La vulnérabilité la plus critique parmi les 27 avis de sécurité émis par aujourd'hui Cisco, a été identifiée dans le système de pare-feu Firepower. La faille pourrait permettre à un attaquant de contourner l'authentification et d'exécuter des actions arbitraires avec des privilèges d’administration sur un dispositif particulier.

La vulnérabilité affectant Firepower Management Center (FMC), qui affiche un score de gravité de 9,8 sur 10, est liée à une mauvaise gestion des réponses d'authentification LDAP (Lightweight Directory Access Protocol) émises par un serveur d'authentification externe. Un attaquant pourrait exploiter la vulnérabilité en envoyant des requêtes HTTP élaborées à un appareil affecté et obtenir un accès administrateur à son interface de gestion basée sur le web. Selon Cisco, la vulnérabilité affecte le logiciel FMC s'il est configuré pour authentifier les utilisateurs de l'interface de gestion basée sur le web via un serveur LDAP externe. Les clients peuvent corriger la vulnérabilité soit en effectuant une mise à jour vers une version logicielle ne présentant plus la faille, soit en exécutant le patch correctif. 

Voici les options possibles :

- Si vous utilisez une version antérieure à la version Firepower 6.1.0, vous devez migrer vers une version 6.2.3 et appliquer les correctifs disponibles.

- Si vous utilisez la version Firepower 6.1.0, vous pouvez soit appliquer le correctif (Sourcefire_3D_Defense_Center_S3_Hotfix_ES-6.1.0.8-2.sh) ou migrer vers une version 6.2.3 et appliquer le correctif disponible.

- Si vous utilisez les versions 6.2.0 à 6.2.2 de Firepower, vous devez migrer vers une version 6.2.3 et appliquer le correctif disponible.
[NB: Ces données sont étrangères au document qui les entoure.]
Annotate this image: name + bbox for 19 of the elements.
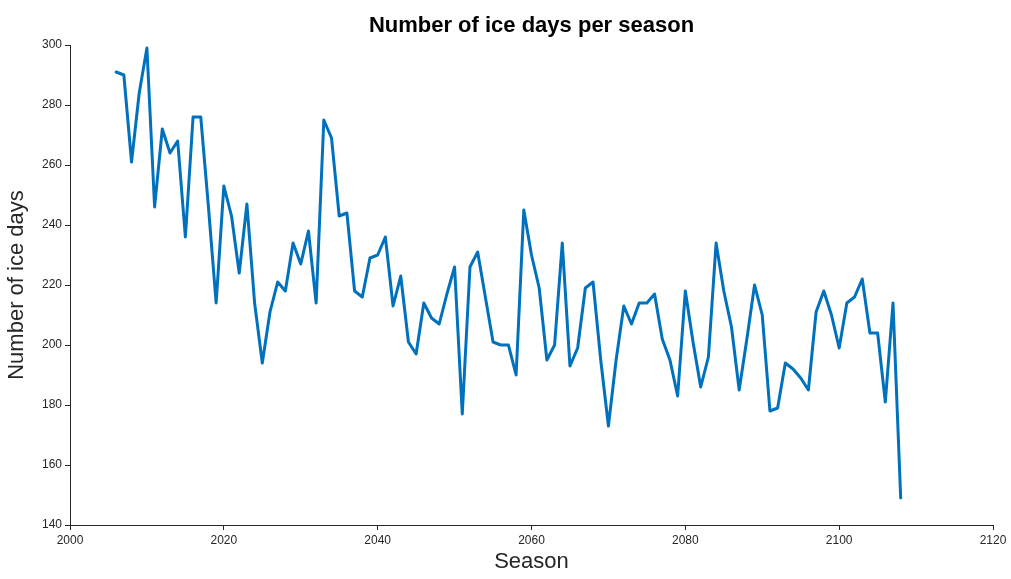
- y-tick-label: 220: [41, 277, 63, 292]
- x-tick-label: 2000: [56, 532, 84, 547]
- y-tick-label: 280: [41, 97, 63, 112]
- x-tick-label: 2120: [979, 532, 1007, 547]
- y-tick-label: 260: [41, 157, 63, 172]
- y-tick-label: 180: [41, 397, 63, 412]
- y-tick-label: 200: [41, 337, 63, 352]
- y-axis-title: Number of ice days: [3, 190, 29, 380]
- x-tick-label: 2080: [671, 532, 699, 547]
- x-tick-label: 2040: [364, 532, 392, 547]
- x-tick-label: 2060: [518, 532, 546, 547]
- y-tick-label: 160: [41, 457, 63, 472]
- y-tick-label: 300: [41, 37, 63, 52]
- x-tick-label: 2020: [210, 532, 238, 547]
- chart-title: Number of ice days per season: [367, 12, 696, 38]
- x-axis-title: Season: [494, 547, 569, 573]
- x-tick-label: 2100: [825, 532, 853, 547]
- y-tick-label: 140: [41, 517, 63, 532]
- y-tick-label: 240: [41, 217, 63, 232]
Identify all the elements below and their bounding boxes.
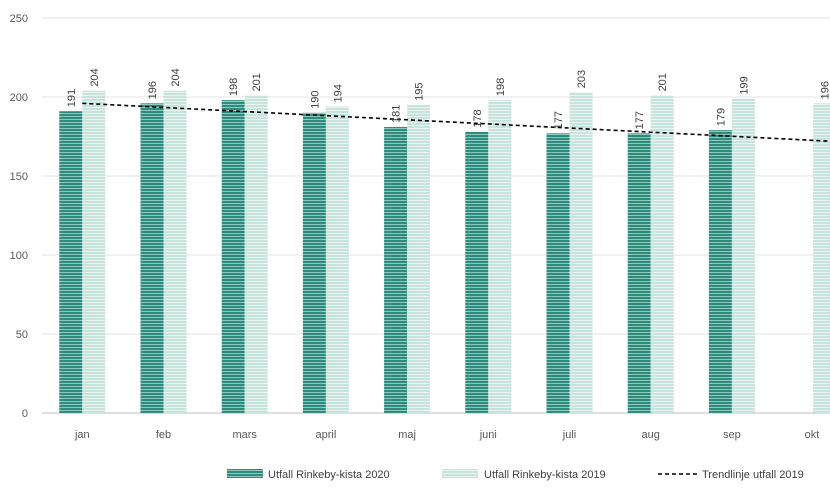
bar-2019-juli: [569, 92, 593, 413]
x-tick-label: jan: [74, 429, 90, 441]
bar-2020-april: [302, 112, 326, 414]
data-label: 199: [738, 76, 750, 94]
data-label: 177: [553, 111, 565, 129]
bar-2020-maj: [384, 127, 408, 414]
bar-2019-feb: [163, 90, 187, 414]
bar-2019-juni: [488, 100, 512, 413]
legend-swatch-2020: [227, 469, 263, 478]
y-tick-label: 50: [16, 329, 28, 341]
legend-label-2020: Utfall Rinkeby-kista 2020: [268, 469, 390, 481]
y-tick-label: 200: [10, 92, 28, 104]
x-tick-label: juni: [479, 429, 497, 441]
trendline-2019: [82, 102, 830, 143]
data-label: 204: [89, 68, 101, 86]
data-label: 203: [576, 70, 588, 88]
data-label: 178: [472, 109, 484, 127]
bar-2020-feb: [140, 103, 164, 413]
bar-2019-april: [325, 106, 349, 413]
bar-2020-juni: [465, 131, 489, 413]
bar-2020-aug: [627, 133, 651, 413]
x-axis-tick-labels: jan feb mars april maj juni juli aug sep okt: [74, 429, 819, 441]
x-tick-label: maj: [398, 429, 416, 441]
data-label: 179: [715, 108, 727, 126]
x-tick-label: mars: [232, 429, 257, 441]
data-label: 196: [147, 81, 159, 99]
bar-2019-jan: [82, 90, 106, 414]
data-label: 204: [170, 68, 182, 86]
bar-2019-aug: [650, 95, 674, 414]
y-tick-label: 0: [22, 408, 28, 420]
data-labels: 191 196 198 190 181 178 177 177 179 204 204 201 194 1…: [66, 68, 830, 129]
bar-2019-okt: [813, 103, 830, 413]
data-label: 198: [228, 78, 240, 96]
y-tick-label: 150: [10, 171, 28, 183]
legend-label-2019: Utfall Rinkeby-kista 2019: [484, 469, 606, 481]
data-label: 196: [820, 81, 830, 99]
x-tick-label: april: [316, 429, 337, 441]
legend: Utfall Rinkeby-kista 2020 Utfall Rinkeby-…: [227, 469, 804, 481]
bar-2020-sep: [708, 130, 732, 413]
data-label: 195: [414, 83, 426, 101]
data-label: 181: [391, 105, 403, 123]
data-label: 194: [332, 84, 344, 102]
x-tick-label: juli: [562, 429, 576, 441]
x-tick-label: aug: [642, 429, 660, 441]
data-label: 191: [66, 89, 78, 107]
data-label: 190: [309, 90, 321, 108]
data-label: 201: [251, 73, 263, 91]
legend-swatch-2019: [442, 469, 478, 478]
x-tick-label: feb: [156, 429, 171, 441]
bar-2019-mars: [244, 95, 268, 414]
x-tick-label: okt: [805, 429, 820, 441]
bars: [59, 90, 830, 414]
bar-2019-maj: [407, 104, 431, 414]
y-tick-label: 250: [10, 13, 28, 25]
y-tick-label: 100: [10, 250, 28, 262]
data-label: 177: [634, 111, 646, 129]
trendline: [82, 102, 830, 143]
y-axis-tick-labels: 0 50 100 150 200 250: [10, 13, 28, 420]
bar-2020-juli: [546, 133, 570, 413]
bar-2019-sep: [731, 98, 755, 413]
data-label: 201: [657, 73, 669, 91]
legend-label-trendline: Trendlinje utfall 2019: [702, 469, 804, 481]
x-tick-label: sep: [723, 429, 741, 441]
bar-2020-mars: [221, 100, 245, 413]
data-label: 198: [495, 78, 507, 96]
bar-2020-jan: [59, 111, 83, 413]
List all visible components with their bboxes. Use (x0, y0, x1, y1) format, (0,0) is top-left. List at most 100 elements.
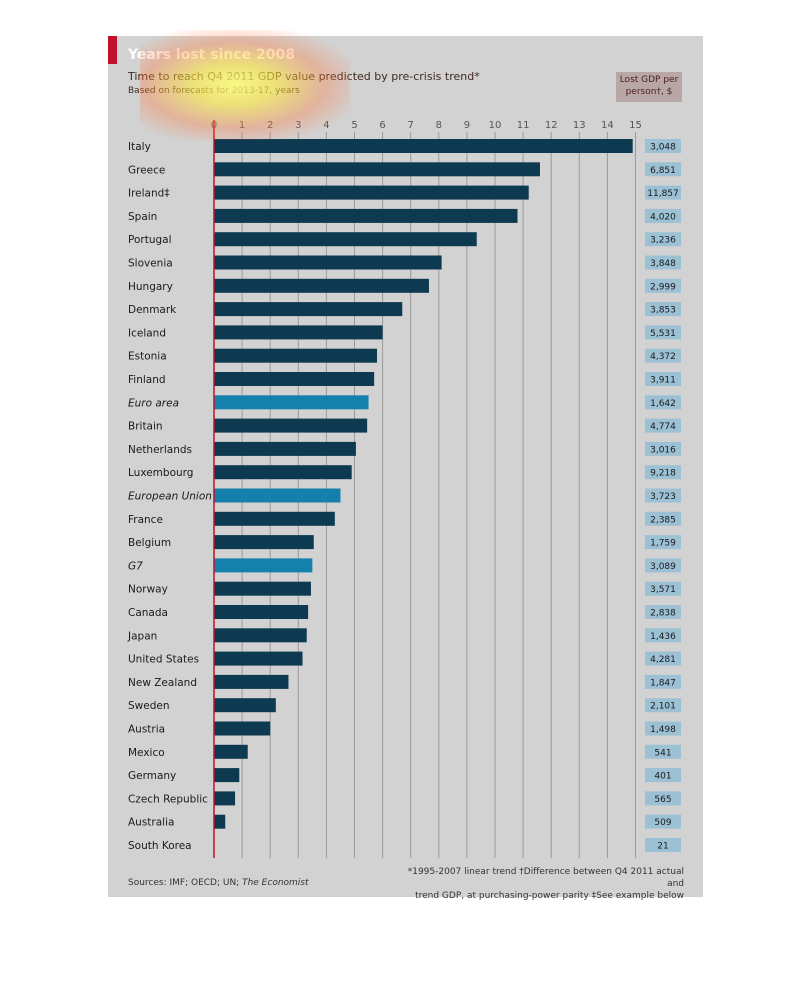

- Pour les versions 6.2.3 ou 6.3.0, vous devez appliquer les correctifs disponibles, en sachant que des versions de maintenance seront livrées plus tard cette année.

- Si vous utilisez la version 6.4.0 de Firepower, vous devez appliquer les correctifs disponibles ou mettre à niveau vers la version 6.4.0.7.

- Enfin, les utilisateurs de la version 6.5.0 doivent effectuer la mise à jour vers la version 6.5.0.2. 

Parmi les autres avis de sécurité, certains concernent le paquet SD-WAN de Cisco. Un premier avis pointe une faiblesse du logiciel IOS XE SD-WAN du fournisseur qui pourrait permettre à un attaquant local non authentifié d'accéder à un dispositif non autorisé et d’en prendre le contrôler total. « La vulnérabilité est due à la présence d'identifiants par défaut dans la configuration par défaut d'un dispositif affecté », a expliqué Cisco. Un attaquant qui a accès à un dispositif vulnérable pourrait se connecter avec des privilèges élevés. La vulnérabilité concerne les dispositifs Cisco exécutant les versions 16.11 et antérieures du logiciel IOS XE SD-WAN Software.

Des correctifs pour Solution vManage 

Le second problème lié au SD-WAN se situe dans l’interface de ligne de commande (CLI) du logiciel SD-WAN Solution vManage. Un exploit pourrait permettre à un attaquant d’obtenir une élévation de privilèges au niveau root. La vulnérabilité est liée à une validation insuffisante des entrées. Un attaquant pourrait exploiter cette vulnérabilité en envoyant un fichier spécifiquement conçu au système vulnérable. Selon Cisco, la vulnérabilité affecte la version 18.4.1 du logiciel SD-WAN Solution vManage. L’équipementier a indiqué qu'il avait livré des mises à jour logicielles pour ces deux vulnérabilités SD-WAN.

D’autres vulnérabilités avec un score de gravité élevé ont également été identifiées dans l’implementation de la fonctionnalité Border Gateway Protocol (BGP) Ethernet VPN (EVPN) du logiciel IOS XR. Celles-ci pourraient permettre à un attaquant distant non authentifié de favoriser les conditions d’un déni de service (DoS). Les autres vulnérabilités sont liées au traitement incorrect des messages BGP mis à jour avec des attributs EVPN élaborés. Un attaquant pourrait exploiter ces vulnérabilités en envoyant des messages BGP EVPN mis à jour contenant des attributs incorrects pouvant être traités par un système vulnérable. « Un exploit réussi pourrait permettre à un attaquant de faire redémarrer le processus BGP de manière inattendue, ce qui favoriserait des conditions de déni de service DoS », a expliqué Cisco. L’équipementier a déjà livré des mises à jour gratuites corrigeant ces vulnérabilités.